People in boats about to sink; soldiers watching friends being blown to pieces.


Also others in less spectacular trials and needs; the mother going to church every week.


What does Jesus say to this cry: “Have mercy on us?”  He says, “Yes.”


He comes to help in bodily need and in spiritual need.  He comes to be the servant of the wretched.


Go show yourselves to the priests means, You have what you ask.  The priests couldn’t make you clean; they could just affirm that you were clean.


The law can’t bring you in from no man’s land, back into the realm of the living.  Only Jesus does that.  To not be a castaway we need the God who comes to the outer reaches, who gathers the outcasts of Israel, who dwells among us as in a tent, camping out among the refugees, the homeless, the unclean.  This is who Jesus is; He dwells among us in the tent of human flesh, in the likeness of men made mortal by the rot of sin, so that we might take up the everlasting habitations of glorified, resurrected bodies.

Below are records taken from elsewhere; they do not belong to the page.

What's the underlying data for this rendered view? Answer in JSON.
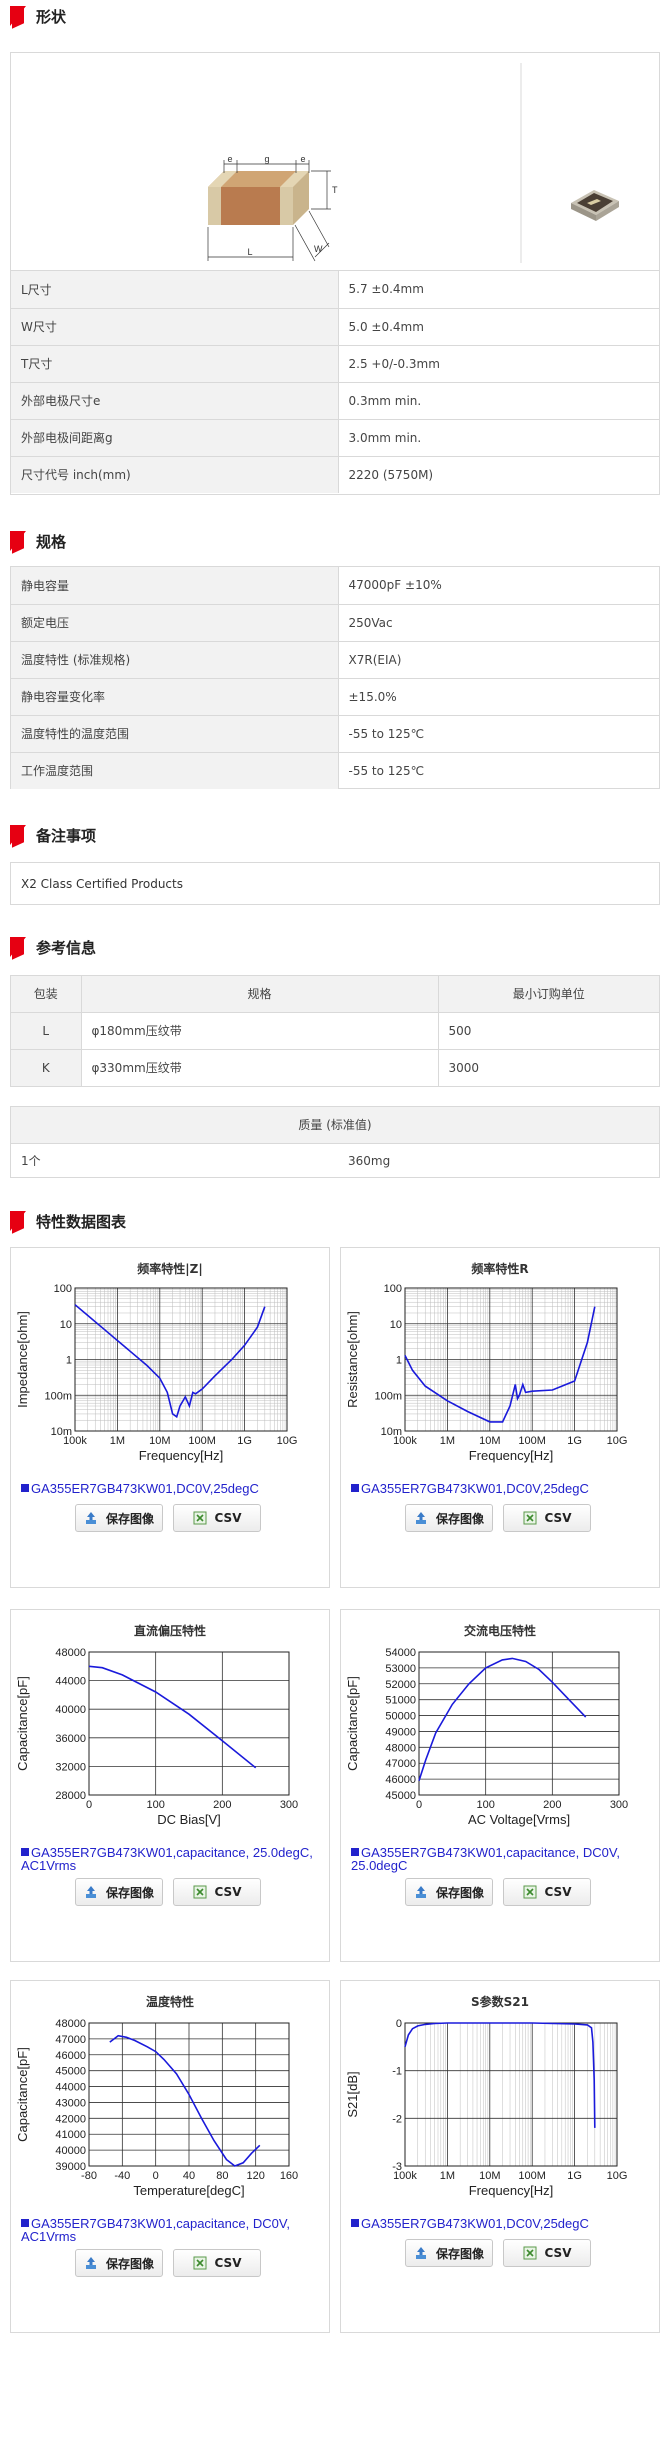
{
  "sections": {
    "shape": "形状",
    "spec": "规格",
    "remarks": "备注事项",
    "reference": "参考信息",
    "charts": "特性数据图表"
  },
  "diagram": {
    "e1": "e",
    "g": "g",
    "e2": "e",
    "T": "T",
    "L": "L",
    "W": "W"
  },
  "shape_rows": [
    {
      "label": "L尺寸",
      "value": "5.7 ±0.4mm"
    },
    {
      "label": "W尺寸",
      "value": "5.0 ±0.4mm"
    },
    {
      "label": "T尺寸",
      "value": "2.5 +0/-0.3mm"
    },
    {
      "label": "外部电极尺寸e",
      "value": "0.3mm min."
    },
    {
      "label": "外部电极间距离g",
      "value": "3.0mm min."
    },
    {
      "label": "尺寸代号 inch(mm)",
      "value": "2220 (5750M)"
    }
  ],
  "spec_rows": [
    {
      "label": "静电容量",
      "value": "47000pF ±10%"
    },
    {
      "label": "额定电压",
      "value": "250Vac"
    },
    {
      "label": "温度特性 (标准规格)",
      "value": "X7R(EIA)"
    },
    {
      "label": "静电容量变化率",
      "value": "±15.0%"
    },
    {
      "label": "温度特性的温度范围",
      "value": "-55 to 125℃"
    },
    {
      "label": "工作温度范围",
      "value": "-55 to 125℃"
    }
  ],
  "remarks_text": "X2 Class Certified Products",
  "packaging": {
    "headers": [
      "包装",
      "规格",
      "最小订购单位"
    ],
    "rows": [
      [
        "L",
        "φ180mm压纹带",
        "500"
      ],
      [
        "K",
        "φ330mm压纹带",
        "3000"
      ]
    ]
  },
  "mass": {
    "header": "质量 (标准值)",
    "label": "1个",
    "value": "360mg"
  },
  "buttons": {
    "save": "保存图像",
    "csv": "CSV"
  },
  "charts": [
    {
      "title": "频率特性|Z|",
      "legend": "GA355ER7GB473KW01,DC0V,25degC",
      "chart_data": {
        "type": "line",
        "xscale": "log",
        "yscale": "log",
        "xlabel": "Frequency[Hz]",
        "ylabel": "Impedance[ohm]",
        "xticks": [
          "100k",
          "1M",
          "10M",
          "100M",
          "1G",
          "10G"
        ],
        "yticks": [
          "100",
          "10",
          "1",
          "100m",
          "10m"
        ],
        "xlim": [
          100000,
          10000000000
        ],
        "ylim": [
          0.01,
          100
        ],
        "series": [
          {
            "color": "#1a1adb",
            "x": [
              100000,
              200000,
              500000,
              1000000,
              2000000,
              5000000,
              10000000,
              15000000,
              20000000,
              25000000,
              30000000,
              40000000,
              50000000,
              60000000,
              70000000,
              100000000,
              200000000,
              500000000,
              1000000000,
              2000000000,
              3000000000
            ],
            "y": [
              34,
              17,
              6.8,
              3.4,
              1.7,
              0.68,
              0.3,
              0.12,
              0.03,
              0.025,
              0.05,
              0.09,
              0.05,
              0.12,
              0.11,
              0.15,
              0.35,
              1.0,
              2.5,
              8,
              30
            ]
          }
        ]
      }
    },
    {
      "title": "频率特性R",
      "legend": "GA355ER7GB473KW01,DC0V,25degC",
      "chart_data": {
        "type": "line",
        "xscale": "log",
        "yscale": "log",
        "xlabel": "Frequency[Hz]",
        "ylabel": "Resistance[ohm]",
        "xticks": [
          "100k",
          "1M",
          "10M",
          "100M",
          "1G",
          "10G"
        ],
        "yticks": [
          "100",
          "10",
          "1",
          "100m",
          "10m"
        ],
        "xlim": [
          100000,
          10000000000
        ],
        "ylim": [
          0.01,
          100
        ],
        "series": [
          {
            "color": "#1a1adb",
            "x": [
              100000,
              150000,
              300000,
              1000000,
              3000000,
              10000000,
              20000000,
              30000000,
              40000000,
              45000000,
              50000000,
              60000000,
              70000000,
              100000000,
              300000000,
              1000000000,
              2000000000,
              3000000000
            ],
            "y": [
              1.3,
              0.5,
              0.18,
              0.07,
              0.035,
              0.018,
              0.018,
              0.05,
              0.2,
              0.08,
              0.1,
              0.2,
              0.12,
              0.13,
              0.14,
              0.25,
              3,
              30
            ]
          }
        ]
      }
    },
    {
      "title": "直流偏压特性",
      "legend": "GA355ER7GB473KW01,capacitance, 25.0degC, AC1Vrms",
      "chart_data": {
        "type": "line",
        "xlabel": "DC Bias[V]",
        "ylabel": "Capacitance[pF]",
        "xticks": [
          "0",
          "100",
          "200",
          "300"
        ],
        "yticks": [
          "48000",
          "44000",
          "40000",
          "36000",
          "32000",
          "28000"
        ],
        "xlim": [
          0,
          300
        ],
        "ylim": [
          28000,
          48000
        ],
        "series": [
          {
            "color": "#1a1adb",
            "x": [
              0,
              20,
              50,
              100,
              150,
              200,
              250
            ],
            "y": [
              46000,
              45800,
              44800,
              42400,
              39300,
              35600,
              31800
            ]
          }
        ]
      }
    },
    {
      "title": "交流电压特性",
      "legend": "GA355ER7GB473KW01,capacitance, DC0V, 25.0degC",
      "chart_data": {
        "type": "line",
        "xlabel": "AC Voltage[Vrms]",
        "ylabel": "Capacitance[pF]",
        "xticks": [
          "0",
          "100",
          "200",
          "300"
        ],
        "yticks": [
          "54000",
          "53000",
          "52000",
          "51000",
          "50000",
          "49000",
          "48000",
          "47000",
          "46000",
          "45000"
        ],
        "xlim": [
          0,
          300
        ],
        "ylim": [
          45000,
          54000
        ],
        "series": [
          {
            "color": "#1a1adb",
            "x": [
              0,
              10,
              25,
              50,
              75,
              100,
              125,
              140,
              160,
              180,
              200,
              225,
              250
            ],
            "y": [
              45900,
              47200,
              48900,
              50700,
              52000,
              53000,
              53500,
              53600,
              53400,
              52900,
              52100,
              51000,
              49900
            ]
          }
        ]
      }
    },
    {
      "title": "温度特性",
      "legend": "GA355ER7GB473KW01,capacitance, DC0V, AC1Vrms",
      "chart_data": {
        "type": "line",
        "xlabel": "Temperature[degC]",
        "ylabel": "Capacitance[pF]",
        "xticks": [
          "-80",
          "-40",
          "0",
          "40",
          "80",
          "120",
          "160"
        ],
        "yticks": [
          "48000",
          "47000",
          "46000",
          "45000",
          "44000",
          "43000",
          "42000",
          "41000",
          "40000",
          "39000"
        ],
        "xlim": [
          -80,
          160
        ],
        "ylim": [
          39000,
          48000
        ],
        "series": [
          {
            "color": "#1a1adb",
            "x": [
              -55,
              -45,
              -35,
              -25,
              -10,
              0,
              10,
              25,
              40,
              55,
              70,
              85,
              95,
              105,
              115,
              125
            ],
            "y": [
              46800,
              47200,
              47100,
              46900,
              46500,
              46200,
              45700,
              44800,
              43500,
              42000,
              40600,
              39400,
              39000,
              39200,
              39800,
              40300
            ]
          }
        ]
      }
    },
    {
      "title": "S参数S21",
      "legend": "GA355ER7GB473KW01,DC0V,25degC",
      "chart_data": {
        "type": "line",
        "xscale": "log",
        "xlabel": "Frequency[Hz]",
        "ylabel": "S21[dB]",
        "xticks": [
          "100k",
          "1M",
          "10M",
          "100M",
          "1G",
          "10G"
        ],
        "yticks": [
          "0",
          "-1",
          "-2",
          "-3"
        ],
        "xlim": [
          100000,
          10000000000
        ],
        "ylim": [
          -3,
          0
        ],
        "series": [
          {
            "color": "#1a1adb",
            "x": [
              100000,
              120000,
              150000,
              200000,
              300000,
              500000,
              1000000,
              100000000,
              1000000000,
              2000000000,
              2500000000,
              2700000000,
              2900000000,
              3000000000
            ],
            "y": [
              -0.5,
              -0.25,
              -0.12,
              -0.06,
              -0.03,
              -0.01,
              0,
              0,
              -0.02,
              -0.04,
              -0.1,
              -0.4,
              -1.2,
              -2.2
            ]
          }
        ]
      }
    }
  ]
}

We don’t want to remain with Jesus at the fringes.

The Israelites needed the Lord to become a nation, but then wanted to just be a nation and not the Lord’s nation.


The Lepers needed a Lord who came near to the unclean in order to be clean again and join society, but then they didn’t want to be with the Lord on the borderlands, among the unclean.


We also use Jesus to get on our feet; then we go on to bigger and better things.


(We don’t want to be found with him among the unclean, the persecuted, the poor and enslaved, etc.)


Let them consider the steadfast love of the Lord:

He helps them when they cry out to Him in distress


He shows mercy again and again, even to the ungrateful.


He returned Israel to the land—He saves the sailors crying out from the deep; He breaks the bonds of iron that bind the enslaved, delivers those whose bones waste away under the blows of His chastisement.  He wounds and He heals; He afflicts and He forgives our sins.


Giving thanks to the Lord:


He has provided us with great wealth.


Great freedom in this country.


The Gospel in its purity in our church


He has preserved these things so long despite decades of stiff necks


Above everything else He gives us Jesus Christ, who became unclean with sin and cleanses us.


We give thanks: not by self-flagellation


But by faith in His promise


Love toward neighbors—friends, enemies.


Remaining with Jesus

In suffering (into eternal joy)


At the borderlands where there is uncleanness, sin, and death.


“For Christ dwells only among sinners” (Luther)


The peace of God which passes understanding keep your hearts and minds in Christ Jesus.  Amen.